Without a defined and measured sales process in place, existing sales talent will be slower to move through the sales cycle for additional products and services that are now part of their portfolio. Moreover, you as management will have a difficult time accurately forecasting their performance during this critical time of scrutiny by the stakeholders that approved the merger transaction. 


Cultural Compatibility
The other important objective in any merger is to integrate the cultures of the two companies being combined, and this is a particular challenge in sales. There is inevitable territory overlap, and often there is also overlap in the product mix, leading to natural tension between sales teams. In some cases, there is outright hostility when former marketplace competitors are merged.

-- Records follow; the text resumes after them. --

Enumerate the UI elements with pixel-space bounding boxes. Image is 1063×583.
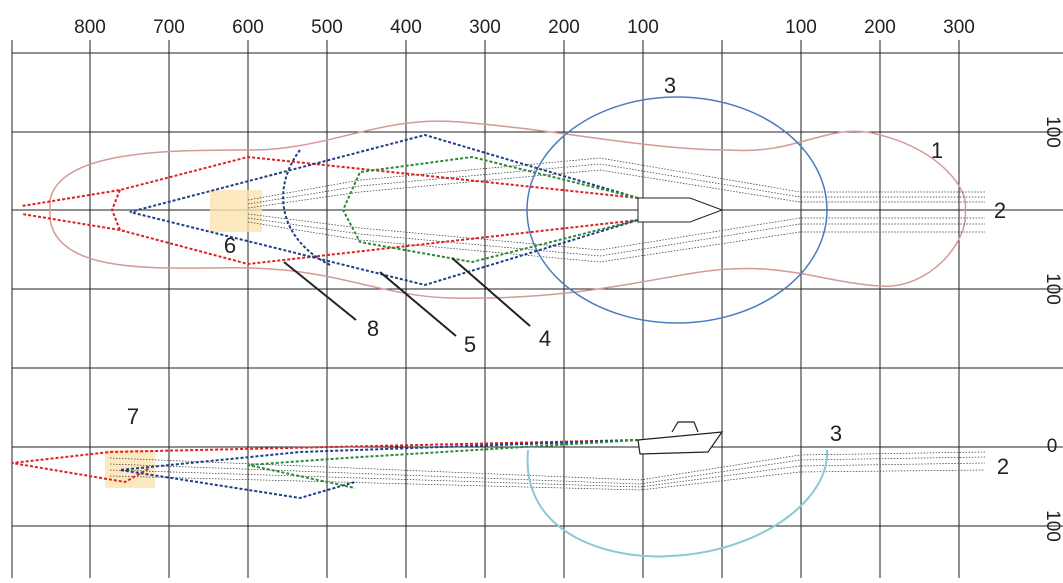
callout: 7 <box>127 404 139 429</box>
zone-3-side <box>528 450 828 556</box>
scale-label: 100 <box>1042 273 1063 305</box>
callout: 1 <box>931 138 943 163</box>
callout: 5 <box>464 332 476 357</box>
scale-label: 100 <box>1042 510 1063 542</box>
scale-label: 0 <box>1047 436 1058 457</box>
scale-label: 100 <box>785 17 817 38</box>
scale-label: 100 <box>627 17 659 38</box>
callout: 4 <box>539 326 551 351</box>
scale-label: 200 <box>864 17 896 38</box>
scale-label: 100 <box>1042 116 1063 148</box>
grid <box>12 40 1063 578</box>
ship-side <box>638 422 722 454</box>
scale-label: 700 <box>153 17 185 38</box>
diagram: 800 700 600 500 400 300 200 100 100 200 300 100 100 0… <box>0 0 1063 578</box>
callout: 2 <box>994 198 1006 223</box>
callout: 6 <box>224 233 236 258</box>
callout: 2 <box>997 454 1009 479</box>
ship-top <box>638 198 722 222</box>
scale-label: 200 <box>548 17 580 38</box>
callout: 3 <box>830 421 842 446</box>
zone-6 <box>210 190 262 232</box>
scale-label: 400 <box>390 17 422 38</box>
callout: 8 <box>367 316 379 341</box>
scale-label: 500 <box>311 17 343 38</box>
callout: 3 <box>664 73 676 98</box>
scale-label: 800 <box>74 17 106 38</box>
scale-label: 300 <box>943 17 975 38</box>
scale-label: 600 <box>232 17 264 38</box>
leader-lines <box>284 258 530 336</box>
zone-5-side <box>120 440 638 498</box>
scale-label: 300 <box>469 17 501 38</box>
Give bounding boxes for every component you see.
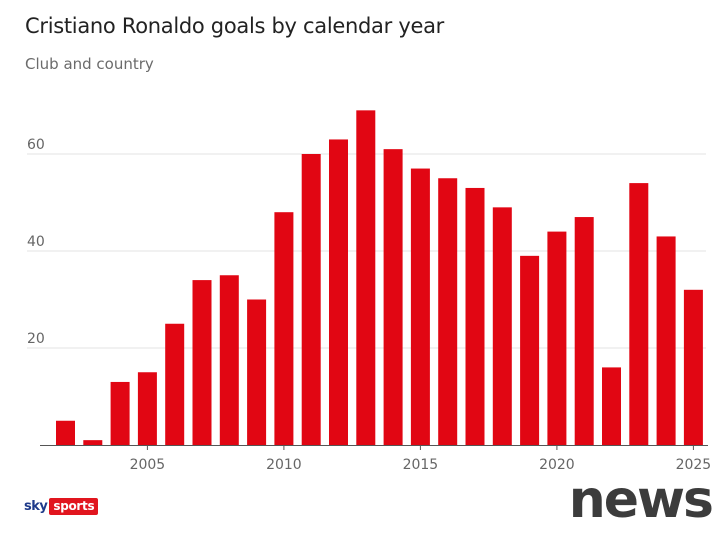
bar — [438, 178, 458, 445]
bar — [574, 217, 594, 445]
bar — [520, 255, 540, 445]
bar — [137, 372, 157, 445]
bar — [219, 275, 239, 445]
bar — [165, 323, 185, 445]
sports-logo-badge: sports — [49, 497, 99, 515]
bar — [274, 212, 294, 445]
x-tick-label: 2010 — [266, 457, 302, 473]
bar — [56, 420, 75, 445]
y-tick-label: 60 — [27, 137, 45, 153]
bar — [110, 381, 130, 445]
bar — [410, 168, 430, 446]
y-axis-ticks: 20 40 60 — [27, 137, 45, 347]
chart-subtitle: Club and country — [25, 55, 154, 73]
chart-title: Cristiano Ronaldo goals by calendar year — [25, 14, 444, 38]
bar — [83, 440, 103, 445]
x-tick-label: 2025 — [676, 457, 712, 473]
y-tick-label: 40 — [27, 234, 45, 250]
bar — [383, 149, 403, 445]
news-watermark: news — [568, 470, 714, 530]
sky-sports-logo: sky sports — [24, 497, 99, 515]
bar — [329, 139, 348, 445]
x-tick-label: 2020 — [539, 457, 575, 473]
bar — [465, 187, 485, 445]
x-axis-ticks: 2005 2010 2015 2020 2025 — [130, 445, 712, 473]
bar — [492, 207, 512, 445]
bar — [301, 154, 321, 445]
bar — [683, 289, 703, 445]
bar — [356, 110, 376, 445]
bar — [629, 183, 649, 445]
x-tick-label: 2015 — [403, 457, 439, 473]
x-tick-label: 2005 — [130, 457, 166, 473]
sky-logo-text: sky — [24, 498, 48, 514]
bar — [247, 299, 267, 445]
bar — [656, 236, 676, 445]
bars — [56, 110, 703, 446]
y-tick-label: 20 — [27, 331, 45, 347]
bar — [547, 231, 567, 445]
bar — [602, 367, 621, 445]
bar — [192, 280, 212, 445]
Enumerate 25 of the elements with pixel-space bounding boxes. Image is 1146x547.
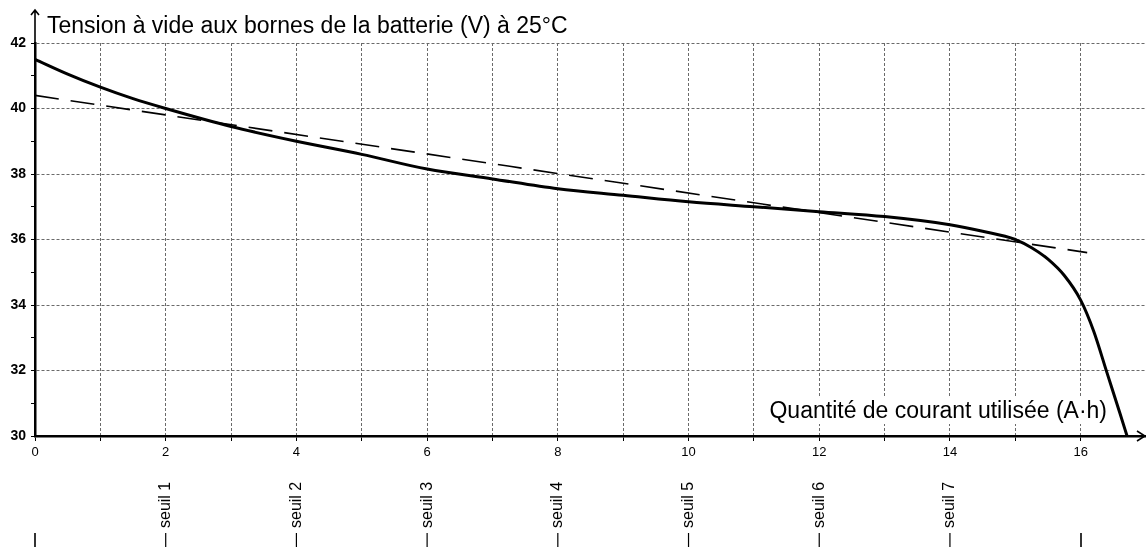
x-tick-label: 4 [292,444,301,460]
ref-line-label: seuil 1 [156,481,174,528]
y-tick-label: 34 [10,295,27,312]
x-tick-label: 8 [554,444,562,460]
ref-line-label: seuil 4 [548,481,566,528]
ref-line-label: seuil 3 [417,481,435,528]
ref-line-label: seuil 7 [940,481,958,528]
y-tick-label: 36 [10,230,27,247]
ref-line-label: seuil 2 [286,481,304,528]
y-tick-label: 42 [10,33,27,50]
x-tick-label: 6 [423,444,431,460]
y-axis-title: Tension à vide aux bornes de la batterie (V) à 25°C [47,12,568,38]
y-tick-label: 32 [10,361,27,378]
ref-line-label: seuil 5 [678,481,696,528]
y-tick-label: 38 [10,164,27,181]
ref-line-label: seuil 6 [809,481,827,528]
x-tick-label: 14 [942,444,958,460]
x-tick-label: 0 [31,444,39,460]
x-tick-label: 16 [1073,444,1088,460]
x-tick-label: 12 [812,444,827,460]
x-tick-label: 10 [681,444,696,460]
y-tick-label: 40 [10,99,27,116]
y-tick-label: 30 [10,426,27,443]
x-tick-label: 2 [162,444,170,460]
x-axis-title: Quantité de courant utilisée (A·h) [769,397,1107,423]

While there is no substitute for good management in these situations, having a common sales methodology and process has proven very helpful with a number of our customers.

The simple reason is that the standardized approach, common language and steps, and the use of automation of that sales method, process, and technology provides help to bridge cultural, organizational and time zone gaps. Having good performance measurement and coaching tools also cuts through the bluster that can creep in during these merger transitions. We’ve all seen this situation where fear of change leads sales people to overstate or even manufacture performance claims. Using an unbiased system to help adjudicate these cases, provide coaching, and as necessary aid management in making organizational change decisions is something that customers rely on during times when emotions run high. And where you have strong performers that are at risk of resigning and heading for greener pastures, it’s important to note that in addition to making them more effective, the use and reinforcement of sales methodology can reduce sales force turnover by more than 40%.